On February 8 the Israeli Knesset passed a new law that will allow asylum seekers to be detained for 12 months in the Negev Desert’s remote Holot detention center. The law has been condemned by seven Israeli human rights organizations:

“For the fourth time, the Knesset approved a failed policy that helps no one, and wastes the taxpayers’ money. Taking away a year of an asylum-seekers’ life, sending them to Holot Detention Center and forcing them to start their life from scratch when they are released, continues to violate their rights and also continues to deepen the misery in South Tel Aviv and elsewhere.”

The seven organizations are Hotline for Refugees and Migrants, The Association for Civil Rights in Israel (ACRI), The Aid Organizations for Refugees and Asylum Seekers (ASSAF), Physicians for Human Rights – Israel, the African Refugee Development Center (ARDC), Kav-L’Oved, and Amnesty International.

Instead, these groups say that

“There are other options the government can choose: Invest capital intended for imprisonment into infrastructure and services improvement in communities housing an asylum-seeker population; Issue work permits that would allow for the regulated community dispersal across the country, and Integrate asylum-seekers into the labor market for industries where we are continuing to import foreign workers from other countries. In addition, the government should be reviewing asylum requests in accordance with international standards.” (The Hotline for Refugees and Migrants Bulletin)

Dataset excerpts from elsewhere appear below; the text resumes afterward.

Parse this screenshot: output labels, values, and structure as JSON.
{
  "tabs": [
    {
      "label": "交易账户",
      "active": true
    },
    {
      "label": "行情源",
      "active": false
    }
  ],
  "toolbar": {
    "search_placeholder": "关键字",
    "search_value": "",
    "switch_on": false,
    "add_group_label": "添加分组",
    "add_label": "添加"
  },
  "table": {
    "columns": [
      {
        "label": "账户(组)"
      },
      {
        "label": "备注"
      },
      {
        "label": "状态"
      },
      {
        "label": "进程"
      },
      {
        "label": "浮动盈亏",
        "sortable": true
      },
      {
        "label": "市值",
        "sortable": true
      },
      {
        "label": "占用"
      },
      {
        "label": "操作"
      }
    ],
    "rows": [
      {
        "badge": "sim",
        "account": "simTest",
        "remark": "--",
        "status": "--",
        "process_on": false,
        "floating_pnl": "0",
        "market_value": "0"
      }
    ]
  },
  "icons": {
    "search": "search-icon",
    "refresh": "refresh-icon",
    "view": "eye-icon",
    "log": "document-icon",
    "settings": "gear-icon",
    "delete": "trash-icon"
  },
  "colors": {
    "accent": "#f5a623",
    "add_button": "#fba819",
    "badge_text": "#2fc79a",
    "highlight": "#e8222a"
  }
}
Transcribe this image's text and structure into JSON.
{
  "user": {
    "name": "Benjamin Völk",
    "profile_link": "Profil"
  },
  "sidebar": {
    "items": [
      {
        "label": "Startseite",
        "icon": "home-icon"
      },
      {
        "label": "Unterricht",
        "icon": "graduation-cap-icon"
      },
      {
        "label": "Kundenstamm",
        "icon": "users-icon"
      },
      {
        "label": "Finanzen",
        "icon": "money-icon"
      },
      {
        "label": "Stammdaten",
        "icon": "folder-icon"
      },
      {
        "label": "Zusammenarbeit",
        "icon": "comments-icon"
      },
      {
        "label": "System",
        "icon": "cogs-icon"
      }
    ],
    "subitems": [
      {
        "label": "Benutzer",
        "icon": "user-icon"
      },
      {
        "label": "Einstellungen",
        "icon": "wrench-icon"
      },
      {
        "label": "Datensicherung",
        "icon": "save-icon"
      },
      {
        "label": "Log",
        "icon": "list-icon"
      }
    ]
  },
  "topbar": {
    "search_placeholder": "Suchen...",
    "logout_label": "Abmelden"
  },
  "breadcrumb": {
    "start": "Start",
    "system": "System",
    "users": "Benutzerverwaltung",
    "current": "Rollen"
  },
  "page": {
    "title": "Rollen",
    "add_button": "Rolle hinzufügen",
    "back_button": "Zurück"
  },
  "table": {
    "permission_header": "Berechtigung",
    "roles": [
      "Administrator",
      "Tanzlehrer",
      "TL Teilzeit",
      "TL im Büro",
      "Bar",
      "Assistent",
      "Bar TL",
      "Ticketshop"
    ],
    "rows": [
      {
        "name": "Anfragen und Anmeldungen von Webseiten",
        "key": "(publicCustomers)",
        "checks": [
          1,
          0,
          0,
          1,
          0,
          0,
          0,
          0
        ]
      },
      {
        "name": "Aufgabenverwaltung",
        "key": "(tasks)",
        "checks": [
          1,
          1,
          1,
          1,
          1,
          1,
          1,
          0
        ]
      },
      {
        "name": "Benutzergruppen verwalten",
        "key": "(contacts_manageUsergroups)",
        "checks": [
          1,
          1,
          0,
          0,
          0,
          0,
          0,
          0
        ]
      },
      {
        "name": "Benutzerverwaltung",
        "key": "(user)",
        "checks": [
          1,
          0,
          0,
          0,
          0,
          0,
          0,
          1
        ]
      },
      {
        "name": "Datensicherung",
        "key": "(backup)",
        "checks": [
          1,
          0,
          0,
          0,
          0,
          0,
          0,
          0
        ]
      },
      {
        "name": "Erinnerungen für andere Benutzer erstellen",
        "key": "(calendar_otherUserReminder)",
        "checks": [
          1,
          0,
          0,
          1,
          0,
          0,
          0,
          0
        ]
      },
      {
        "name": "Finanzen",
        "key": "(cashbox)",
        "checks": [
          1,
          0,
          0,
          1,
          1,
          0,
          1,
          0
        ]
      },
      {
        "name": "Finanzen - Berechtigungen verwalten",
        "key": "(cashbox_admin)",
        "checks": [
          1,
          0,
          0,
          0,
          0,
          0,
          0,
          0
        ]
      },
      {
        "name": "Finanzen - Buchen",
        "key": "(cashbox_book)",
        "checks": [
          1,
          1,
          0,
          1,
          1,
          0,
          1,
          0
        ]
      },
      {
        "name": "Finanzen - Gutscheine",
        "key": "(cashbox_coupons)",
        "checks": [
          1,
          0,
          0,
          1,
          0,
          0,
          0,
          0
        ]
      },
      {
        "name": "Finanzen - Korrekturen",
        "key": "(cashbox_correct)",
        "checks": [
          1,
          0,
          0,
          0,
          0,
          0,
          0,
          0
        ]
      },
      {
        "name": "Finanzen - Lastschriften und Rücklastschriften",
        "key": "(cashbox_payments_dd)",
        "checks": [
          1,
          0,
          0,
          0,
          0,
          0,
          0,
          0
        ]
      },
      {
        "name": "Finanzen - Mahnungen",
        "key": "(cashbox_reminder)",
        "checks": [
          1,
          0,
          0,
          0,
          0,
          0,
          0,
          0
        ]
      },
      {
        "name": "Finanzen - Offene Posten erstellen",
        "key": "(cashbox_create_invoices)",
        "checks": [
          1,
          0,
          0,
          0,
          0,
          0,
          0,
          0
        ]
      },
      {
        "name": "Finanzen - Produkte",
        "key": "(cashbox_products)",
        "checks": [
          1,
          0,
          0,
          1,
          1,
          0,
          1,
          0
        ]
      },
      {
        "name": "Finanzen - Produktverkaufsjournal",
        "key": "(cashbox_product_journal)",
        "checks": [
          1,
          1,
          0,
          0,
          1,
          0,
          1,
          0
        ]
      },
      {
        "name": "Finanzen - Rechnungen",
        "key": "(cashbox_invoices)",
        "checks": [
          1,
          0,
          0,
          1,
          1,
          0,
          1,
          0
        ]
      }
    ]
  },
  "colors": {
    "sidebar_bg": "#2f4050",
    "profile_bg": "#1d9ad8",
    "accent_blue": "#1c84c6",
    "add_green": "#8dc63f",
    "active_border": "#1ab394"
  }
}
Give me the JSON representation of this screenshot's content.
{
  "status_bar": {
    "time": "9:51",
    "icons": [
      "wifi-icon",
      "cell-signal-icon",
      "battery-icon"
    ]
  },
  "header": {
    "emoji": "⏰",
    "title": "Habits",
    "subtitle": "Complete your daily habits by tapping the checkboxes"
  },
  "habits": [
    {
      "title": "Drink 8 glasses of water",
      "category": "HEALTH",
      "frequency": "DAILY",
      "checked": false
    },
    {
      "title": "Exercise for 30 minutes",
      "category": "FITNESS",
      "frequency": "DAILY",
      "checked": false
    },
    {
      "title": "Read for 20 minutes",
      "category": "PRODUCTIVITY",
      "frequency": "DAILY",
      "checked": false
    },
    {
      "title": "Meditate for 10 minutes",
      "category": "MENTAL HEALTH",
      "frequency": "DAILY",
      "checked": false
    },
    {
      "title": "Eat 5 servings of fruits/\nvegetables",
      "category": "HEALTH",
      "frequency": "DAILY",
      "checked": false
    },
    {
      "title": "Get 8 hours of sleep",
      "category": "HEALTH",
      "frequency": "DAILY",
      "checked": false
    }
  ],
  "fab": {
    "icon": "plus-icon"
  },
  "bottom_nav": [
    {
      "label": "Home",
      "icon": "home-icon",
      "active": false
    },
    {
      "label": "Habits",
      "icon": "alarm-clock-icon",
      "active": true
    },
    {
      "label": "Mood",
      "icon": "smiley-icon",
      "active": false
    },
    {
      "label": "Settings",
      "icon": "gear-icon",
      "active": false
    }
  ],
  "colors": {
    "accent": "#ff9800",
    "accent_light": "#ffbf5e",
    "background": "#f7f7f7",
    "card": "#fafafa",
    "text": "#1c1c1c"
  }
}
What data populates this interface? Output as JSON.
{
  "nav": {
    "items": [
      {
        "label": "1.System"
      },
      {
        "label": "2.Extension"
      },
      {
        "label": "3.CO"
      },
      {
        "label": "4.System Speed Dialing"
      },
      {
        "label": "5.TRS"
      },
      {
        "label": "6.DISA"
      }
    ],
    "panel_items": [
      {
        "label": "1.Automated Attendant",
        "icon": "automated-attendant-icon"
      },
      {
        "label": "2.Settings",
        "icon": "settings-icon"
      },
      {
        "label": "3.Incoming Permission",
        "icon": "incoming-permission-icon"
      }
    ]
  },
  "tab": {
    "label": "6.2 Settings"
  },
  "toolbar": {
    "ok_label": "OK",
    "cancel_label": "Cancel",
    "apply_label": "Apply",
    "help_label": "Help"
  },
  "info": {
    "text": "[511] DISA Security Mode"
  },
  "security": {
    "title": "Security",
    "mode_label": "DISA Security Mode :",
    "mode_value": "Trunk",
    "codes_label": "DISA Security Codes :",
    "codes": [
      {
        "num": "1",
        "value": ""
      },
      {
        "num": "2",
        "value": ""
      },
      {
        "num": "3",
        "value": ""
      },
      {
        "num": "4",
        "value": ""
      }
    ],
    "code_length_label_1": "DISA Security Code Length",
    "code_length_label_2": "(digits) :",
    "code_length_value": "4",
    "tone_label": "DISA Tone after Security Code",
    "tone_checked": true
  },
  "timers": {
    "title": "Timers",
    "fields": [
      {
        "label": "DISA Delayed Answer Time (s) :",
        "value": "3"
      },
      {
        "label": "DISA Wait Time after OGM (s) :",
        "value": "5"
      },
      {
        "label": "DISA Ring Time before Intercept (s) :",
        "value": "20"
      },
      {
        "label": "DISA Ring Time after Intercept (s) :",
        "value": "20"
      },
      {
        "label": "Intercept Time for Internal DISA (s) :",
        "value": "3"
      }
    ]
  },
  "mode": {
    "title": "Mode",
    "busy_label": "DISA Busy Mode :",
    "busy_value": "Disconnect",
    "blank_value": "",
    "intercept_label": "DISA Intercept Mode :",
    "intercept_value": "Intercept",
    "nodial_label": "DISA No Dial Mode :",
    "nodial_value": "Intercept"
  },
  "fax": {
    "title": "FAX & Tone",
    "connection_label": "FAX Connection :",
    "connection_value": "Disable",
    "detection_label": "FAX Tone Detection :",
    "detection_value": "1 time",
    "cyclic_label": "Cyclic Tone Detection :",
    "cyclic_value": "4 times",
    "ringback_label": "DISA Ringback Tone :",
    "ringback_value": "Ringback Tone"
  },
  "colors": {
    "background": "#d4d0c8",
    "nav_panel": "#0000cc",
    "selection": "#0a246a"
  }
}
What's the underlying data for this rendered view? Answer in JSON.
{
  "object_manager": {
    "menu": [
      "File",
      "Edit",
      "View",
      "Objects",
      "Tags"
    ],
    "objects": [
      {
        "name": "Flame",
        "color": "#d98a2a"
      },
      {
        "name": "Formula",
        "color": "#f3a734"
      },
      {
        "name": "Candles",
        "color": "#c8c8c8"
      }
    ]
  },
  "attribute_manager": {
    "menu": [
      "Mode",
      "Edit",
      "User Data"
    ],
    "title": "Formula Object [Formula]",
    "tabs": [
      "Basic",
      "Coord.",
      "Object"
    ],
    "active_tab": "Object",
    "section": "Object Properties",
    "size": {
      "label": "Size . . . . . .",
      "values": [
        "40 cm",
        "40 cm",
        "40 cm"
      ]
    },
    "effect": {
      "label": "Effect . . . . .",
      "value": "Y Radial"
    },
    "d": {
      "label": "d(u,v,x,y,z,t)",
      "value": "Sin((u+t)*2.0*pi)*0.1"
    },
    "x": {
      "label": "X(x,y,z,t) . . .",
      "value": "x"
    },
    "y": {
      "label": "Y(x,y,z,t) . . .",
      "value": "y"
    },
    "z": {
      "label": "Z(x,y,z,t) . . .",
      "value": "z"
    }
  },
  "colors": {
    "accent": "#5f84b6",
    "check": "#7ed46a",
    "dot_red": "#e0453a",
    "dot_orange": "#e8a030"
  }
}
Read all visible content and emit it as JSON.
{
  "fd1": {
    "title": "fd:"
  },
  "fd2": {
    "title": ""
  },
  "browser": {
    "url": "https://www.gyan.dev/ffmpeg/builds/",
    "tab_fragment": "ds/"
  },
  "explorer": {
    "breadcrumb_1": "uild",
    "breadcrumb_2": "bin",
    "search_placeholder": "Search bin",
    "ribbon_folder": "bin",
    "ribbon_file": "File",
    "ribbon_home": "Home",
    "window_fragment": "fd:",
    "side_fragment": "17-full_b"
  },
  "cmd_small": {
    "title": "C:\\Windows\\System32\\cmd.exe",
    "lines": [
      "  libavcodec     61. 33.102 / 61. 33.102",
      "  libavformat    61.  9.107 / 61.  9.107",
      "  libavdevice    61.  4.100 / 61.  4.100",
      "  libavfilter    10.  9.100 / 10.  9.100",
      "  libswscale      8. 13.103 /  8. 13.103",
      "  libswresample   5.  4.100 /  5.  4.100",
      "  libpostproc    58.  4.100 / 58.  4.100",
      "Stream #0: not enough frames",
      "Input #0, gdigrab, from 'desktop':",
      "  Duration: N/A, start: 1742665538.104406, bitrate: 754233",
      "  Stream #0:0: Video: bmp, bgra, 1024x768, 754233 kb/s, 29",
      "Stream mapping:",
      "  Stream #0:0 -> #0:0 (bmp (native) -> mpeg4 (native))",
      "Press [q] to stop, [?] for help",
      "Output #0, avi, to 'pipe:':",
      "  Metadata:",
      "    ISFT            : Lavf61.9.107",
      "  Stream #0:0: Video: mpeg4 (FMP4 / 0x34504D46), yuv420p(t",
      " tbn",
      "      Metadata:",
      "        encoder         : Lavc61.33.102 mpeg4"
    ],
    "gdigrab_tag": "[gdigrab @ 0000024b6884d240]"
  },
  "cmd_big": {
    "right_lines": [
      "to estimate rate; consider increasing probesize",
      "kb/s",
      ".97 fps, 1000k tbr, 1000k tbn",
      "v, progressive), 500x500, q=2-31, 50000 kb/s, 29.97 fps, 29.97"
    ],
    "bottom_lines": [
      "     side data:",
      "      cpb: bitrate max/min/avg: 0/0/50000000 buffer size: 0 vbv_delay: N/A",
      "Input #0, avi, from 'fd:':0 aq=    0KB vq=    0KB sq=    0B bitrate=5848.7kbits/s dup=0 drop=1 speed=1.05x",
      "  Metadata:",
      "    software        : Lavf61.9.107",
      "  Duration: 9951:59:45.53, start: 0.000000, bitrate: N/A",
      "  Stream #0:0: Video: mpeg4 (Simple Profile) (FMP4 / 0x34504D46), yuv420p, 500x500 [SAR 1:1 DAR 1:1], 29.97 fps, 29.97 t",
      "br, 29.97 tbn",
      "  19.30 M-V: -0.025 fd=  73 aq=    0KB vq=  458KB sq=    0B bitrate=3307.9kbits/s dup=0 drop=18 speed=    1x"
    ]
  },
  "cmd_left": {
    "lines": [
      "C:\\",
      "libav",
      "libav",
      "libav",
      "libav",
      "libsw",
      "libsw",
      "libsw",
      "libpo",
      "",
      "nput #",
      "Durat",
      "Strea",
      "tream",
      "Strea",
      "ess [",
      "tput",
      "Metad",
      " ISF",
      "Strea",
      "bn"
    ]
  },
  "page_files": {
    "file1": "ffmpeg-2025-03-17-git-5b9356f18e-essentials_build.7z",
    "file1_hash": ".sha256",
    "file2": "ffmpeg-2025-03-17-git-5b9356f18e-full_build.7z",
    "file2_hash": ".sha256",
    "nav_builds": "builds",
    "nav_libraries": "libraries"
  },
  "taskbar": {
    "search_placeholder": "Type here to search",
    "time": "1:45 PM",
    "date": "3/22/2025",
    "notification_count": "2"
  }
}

In October 2013, from Jerusalem I wrote to explain what motivated these Eritrean and Sudanese asylum seekers to escape their countries of origin on foot through hundreds of miles of arid desert to reach Israel: https://rabbijohnrosove.wordpress.com/2013/10/29/eritrean-and-sudanese-asylum-seekers-in-tel-aviv-israel-journal-part-vi/

In October 2015, I wrote again from Jerusalem following an overwhelming vote by the World Zionist Congress, the parliament of the Jewish people, where I was an ARZA delegate, to grant these destitute refugees asylum status in Israel: https://rabbijohnrosove.wordpress.com/2015/10/23/wzc-resolution-on-eritrean-and-sudanese-asylum-seekers-in-israel-jerusalem-report-2/

And today, I write not only to support these seven Israeli human rights organizations in their work on behalf of these refugees, but to say that I believe that the majority right-wing government of Israel has done an injustice to these people and has acted contrary to Jewish prophetic and rabbinic values of compassion and treatment of the stranger.

I understand the reasons why advocates of the law have taken this position. Many South Tel Aviv residents are angry that these refugees have taken over their neighborhood. Some claim (falsely) that the refugees have brought an increase of crime to Israel based on several highly publicized criminal acts by individual refugees. Studies show, however, that there is far less crime from this refugee population relative to their numbers than from Israelis themselves.

MKs have argued that granting asylum will encourage a large wave of refugees seeking safe haven in the free and democratic Jewish state to come from Africa and other Middle Eastern nations. The Israeli government, however, has now completed a security fence extending the entire length of the southern border to close that once open border and prevent more refugees from entering Israel.

It seems to me that fear of the “other,” of the stranger and the unknown is what has motivated this vote. Yes, Israel lives in a violent corner of the world, and with all the Palestinian terror against innocent Israelis, fear is justifiable and every sensitive human being, and Jews in particular, have to appreciate the stress and strain that Israelis live with every day. I was in Israel when the knifings began and I too felt the fear. I’ve lived there during the Yom Kippur War and I know the fear that the entire nation felt. And I was in Israel during the height of the suicide bombings in March, 2002 and feared even leaving my hotel. Israelis have every justification to be afraid and to take all reasonable actions to protect themselves from violence.

But these refugees are not violent. They ran for their lives. That ought to have been the central issue before the MKs after all the other concerns were dealt with. It seems to me that they were.

All these Eritrean and Sudanese refugees (who are already in Israel) need is a safe haven from two of the most brutal dictatorships in the world until such time that conditions change in their nations and they can return home, which is what virtually all of them want. In the short term, they want to work in hotels and the Israeli service industry or do work that foreign nationals are doing in the hundreds of thousands in Israel.

Every other western democracy grants political asylum to those who can demonstrate a well-founded fear of persecution should they return to their country of origin. Israel does not, except of course, for Jews, and this is one of the great contradictions that Israel embraces.

This most recent Knesset vote is therefore deeply disappointing and distressing. The only positive I can glean from what has taken place is that these seven human rights groups, Israel’s Reform movement, along with many Members of Knesset  who voted down this law have by their positions sustained the dignity of the state of Israel as  a democracy and Jewish state thus fulfilling Israel’s core mission to be, as the prophet Isaiah preached 2700 years ago, an or lagoyim, a light to the nations of the world. Kol hakavod v’chazak v’eimatz!